Insolvency Service slams brakes on near-£1m dealership scam

Time 5:57 pm, September 19, 2017

THE director of a car dealership in Bangor has been disqualified for 10 years after scamming members of the public out of nearly £1 million.

Gwyn Merion Roberts’ company – Menai Vehicle Solutions Limited – took money from customers but then failed to provide the vehicles that had been paid for. It also failed to pay customers for vehicles sold on their behalf, said the Insolvency Service today.

The dealership, which was formed in 2008 and operated from premises at Intec Parc Menai, Bangor, went into liquidation on October 21, 2015 owing at least £1.25m to customers and other creditors.

An investigation by the service concluded that Menai sold new vehicles to members of the public for less than it cost to buy them from dealers. This encouraged new custom but led to Menai becoming unable to meet its liabilities, resulting in new customer deposits being used to finance the purchase of vehicles for older customers.

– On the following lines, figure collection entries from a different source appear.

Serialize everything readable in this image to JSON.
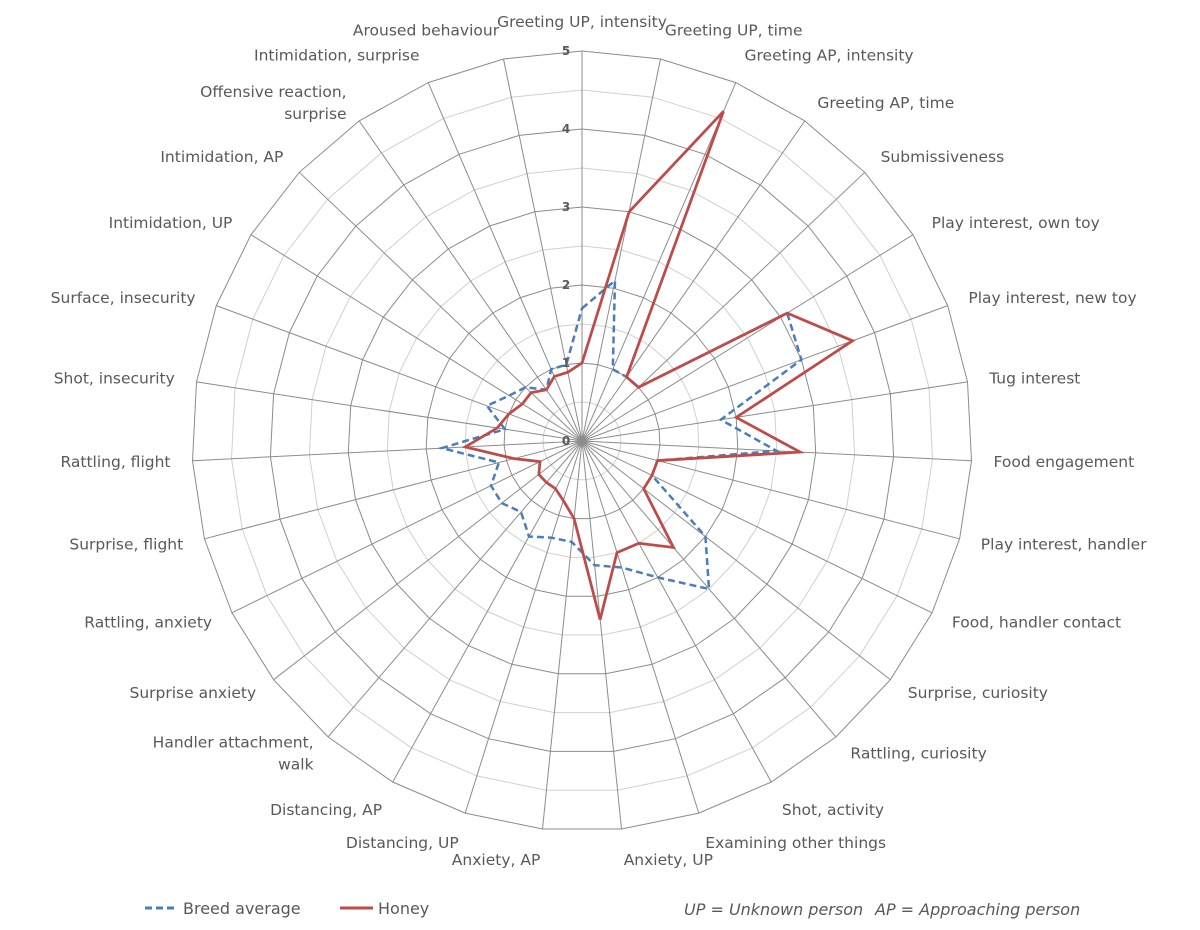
{
  "chart_data": {
    "type": "radar",
    "title": "",
    "rmin": 0,
    "rmax": 5,
    "ticks": [
      "0",
      "1",
      "2",
      "3",
      "4",
      "5"
    ],
    "minor_grid": true,
    "categories": [
      "Greeting UP, intensity",
      "Greeting UP, time",
      "Greeting AP, intensity",
      "Greeting AP, time",
      "Submissiveness",
      "Play interest, own toy",
      "Play interest, new toy",
      "Tug interest",
      "Food engagement",
      "Play interest, handler",
      "Food, handler contact",
      "Surprise, curiosity",
      "Rattling, curiosity",
      "Shot, activity",
      "Examining other things",
      "Anxiety, UP",
      "Anxiety, AP",
      "Distancing, UP",
      "Distancing, AP",
      "Handler attachment,\nwalk",
      "Surprise anxiety",
      "Rattling, anxiety",
      "Surprise, flight",
      "Rattling, flight",
      "Shot, insecurity",
      "Surface, insecurity",
      "Intimidation, UP",
      "Intimidation, AP",
      "Offensive reaction,\nsurprise",
      "Intimidation, surprise",
      "Aroused behaviour"
    ],
    "series": [
      {
        "name": "Breed average",
        "color": "#4a7ebb",
        "dash": true,
        "values": [
          1.7,
          2.1,
          1.0,
          1.0,
          1.0,
          3.1,
          3.0,
          1.8,
          2.5,
          1.0,
          1.0,
          2.0,
          2.5,
          2.0,
          1.7,
          1.6,
          1.3,
          1.3,
          1.4,
          1.2,
          1.3,
          1.3,
          1.1,
          1.8,
          1.0,
          1.3,
          1.1,
          1.0,
          0.8,
          1.0,
          1.0
        ]
      },
      {
        "name": "Honey",
        "color": "#be4b48",
        "dash": false,
        "values": [
          1.0,
          3.0,
          4.6,
          1.0,
          1.0,
          3.1,
          3.7,
          2.0,
          2.8,
          1.0,
          1.0,
          1.0,
          1.8,
          1.5,
          1.5,
          2.3,
          1.0,
          0.8,
          0.7,
          0.7,
          0.7,
          0.6,
          0.9,
          1.5,
          1.1,
          1.0,
          0.9,
          0.9,
          0.8,
          0.9,
          0.9
        ]
      }
    ],
    "legend_position": "bottom-left",
    "notes": [
      "UP = Unknown person",
      "AP = Approaching person"
    ],
    "colors": {
      "grid_major": "#8c8c8c",
      "grid_minor": "#d0d0d0",
      "text": "#595959"
    }
  }
}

The business model was unsustainable, said the service, and Menai either failed to provide vehicles to customers after taking payment for them or failed to forward funds to customers after selling vehicles on their behalf, resulting in losses to at least 40 members of the public totalling at least £969,011.

In several cases, 48-year-old Roberts provided banking documents to customers, showing payments had been instructed to car dealers for the purchase of the vehicle they had ordered, only to subsequently revoke the instruction.

The disqualification order means that without specific permission of a court, Roberts cannot act as a director of a company, take part – directly or indirectly – in the promotion, formation or management of a company or limited liability partnership, or be a receiver of a company’s property for 10 years, effective from September 5, 2017.

Commenting on the disqualification, Robert Clarke, chief investigator at the Insolvency Service, said: ‘This is an unfortunate case in which members of the public suffered significant losses as a consequence of the inexcusable financial practices adopted by Mr Roberts.

‘The lengthy period of disqualification is testament to how seriously the Insolvency Service views this misconduct. The Insolvency Service will not hesitate to act where members of the public have lost out as a result of malpractice leading to insolvency.’